Follow clues in Scavenger Hike Adventures trail book to complete 4 out of 6 badge requirements (#2,#4,#7 &#8).  Your troop may also complete requirements #1 and #5 at the same event to complete all badge requirements for the Earth Connections Badge.  Cosby Nature Trail is the site of this Scavenger Hike Adventure. It is a heavily wooded and fairly level  one-mile national park trail: find old homesites, an old wagon road, a tree ripped open by a bear and much more!!!  The trail  has eight fun shallow stream crossings.  (Picnic area and rest rooms are adjacent to the trailhead.)   Cosby Nature Trail is just past the Cosby Campground office in the Great Smoky Mountains National Park.  Trailbook provides detailed directions.   Cosby Nature Trail is like hiking in the forest in the "Wizard of  Oz!!!"

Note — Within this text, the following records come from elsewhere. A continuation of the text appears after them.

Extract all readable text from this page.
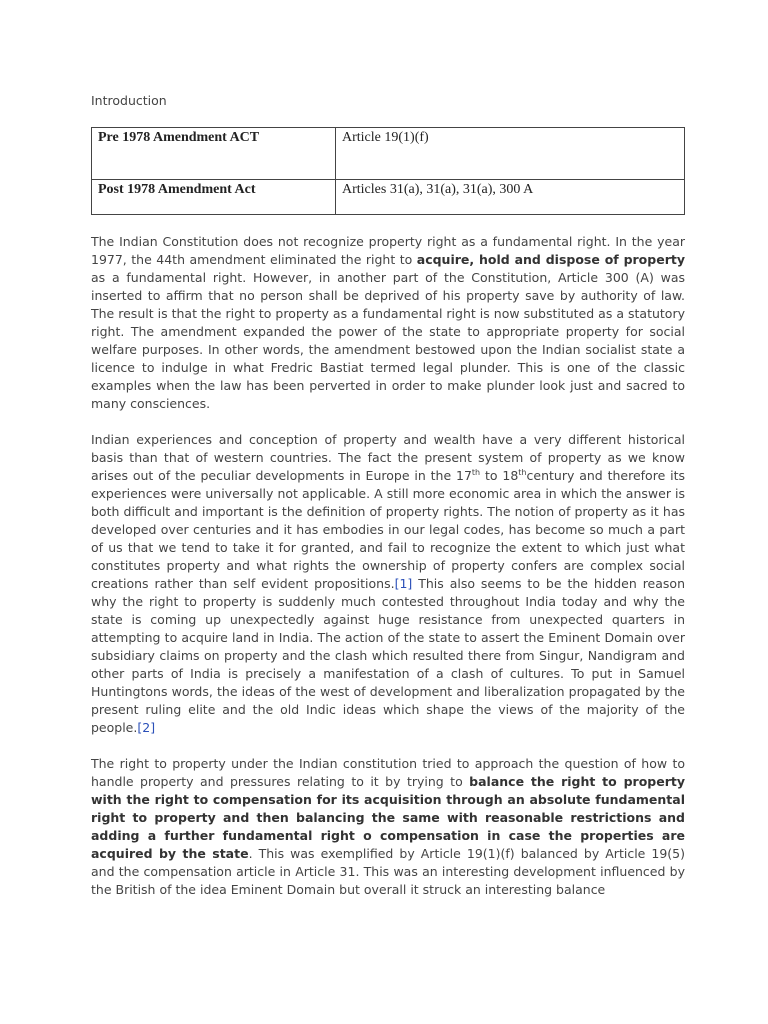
Introduction
Pre 1978 Amendment ACT	Article 19(1)(f)
Post 1978 Amendment Act	Articles 31(a), 31(a), 31(a), 300 A

The Indian Constitution does not recognize property right as a fundamental right. In the year 1977, the 44th amendment eliminated the right to acquire, hold and dispose of property as a fundamental right. However, in another part of the Constitution, Article 300 (A) was inserted to affirm that no person shall be deprived of his property save by authority of law. The result is that the right to property as a fundamental right is now substituted as a statutory right. The amendment expanded the power of the state to appropriate property for social welfare purposes. In other words, the amendment bestowed upon the Indian socialist state a licence to indulge in what Fredric Bastiat termed legal plunder. This is one of the classic examples when the law has been perverted in order to make plunder look just and sacred to many consciences.

Indian experiences and conception of property and wealth have a very different historical basis than that of western countries. The fact the present system of property as we know arises out of the peculiar developments in Europe in the 17th to 18thcentury and therefore its experiences were universally not applicable. A still more economic area in which the answer is both difficult and important is the definition of property rights. The notion of property as it has developed over centuries and it has embodies in our legal codes, has become so much a part of us that we tend to take it for granted, and fail to recognize the extent to which just what constitutes property and what rights the ownership of property confers are complex social creations rather than self evident propositions.[1] This also seems to be the hidden reason why the right to property is suddenly much contested throughout India today and why the state is coming up unexpectedly against huge resistance from unexpected quarters in attempting to acquire land in India. The action of the state to assert the Eminent Domain over subsidiary claims on property and the clash which resulted there from Singur, Nandigram and other parts of India is precisely a manifestation of a clash of cultures. To put in Samuel Huntingtons words, the ideas of the west of development and liberalization propagated by the present ruling elite and the old Indic ideas which shape the views of the majority of the people.[2]

The right to property under the Indian constitution tried to approach the question of how to handle property and pressures relating to it by trying to balance the right to property with the right to compensation for its acquisition through an absolute fundamental right to property and then balancing the same with reasonable restrictions and adding a further fundamental right o compensation in case the properties are acquired by the state. This was exemplified by Article 19(1)(f) balanced by Article 19(5) and the compensation article in Article 31. This was an interesting development influenced by the British of the idea Eminent Domain but overall it struck an interesting balance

Scout Leader Suggestion:  Using the book as a guide, divide your troop into smaller groups and the leader(s) will read the clues as scouts search for the cultural, natural and historical treasures along the trail. It works best if the leader(s) reads the clues and the scouts search for the treasures.  Scouts will complete certificates and point tabulation in their books after the hike is completed. 

 

Ecological Succession:

Find a former farm field and pasture--now a forest (Treasure #15)
Find a dead tree trunk--now home for a big bush (Treasure #19)
Find an old wagon trail/now a narrow path in the forest (Treasure #2)

Reading the Rings:

Find a tree separated from its trunk and explore the rings

Adapt or Perish:

Find hemlock trees letting lower limbs die to support growth at the top (#6)
Find a "spider" tree whose roots grew around an old stump that has since decayed to the ground (Treasure #10)
Find trees roots growing around rocks to search for food and water

Plants and People:

Find and identify dog hobble(Treasure #9)-Cherokee Indians used as ingredient for muscle pain medicine, hemlock tree (#4)—Cherokee made tea from stem tops to help with kidney problems, spice bush (Treasure #13)Pioneers used to flavor opossom and season other meats and to make a drinking tea, rhododendron(#11)-Pioneers used this plant to tell temperature (see page125 in book to learn how), wild grapevine (#7)Cherokee would burn with Oak to "bring" a warm spell of weather in the middle of a period of winter cold and Virginia creeper(#11).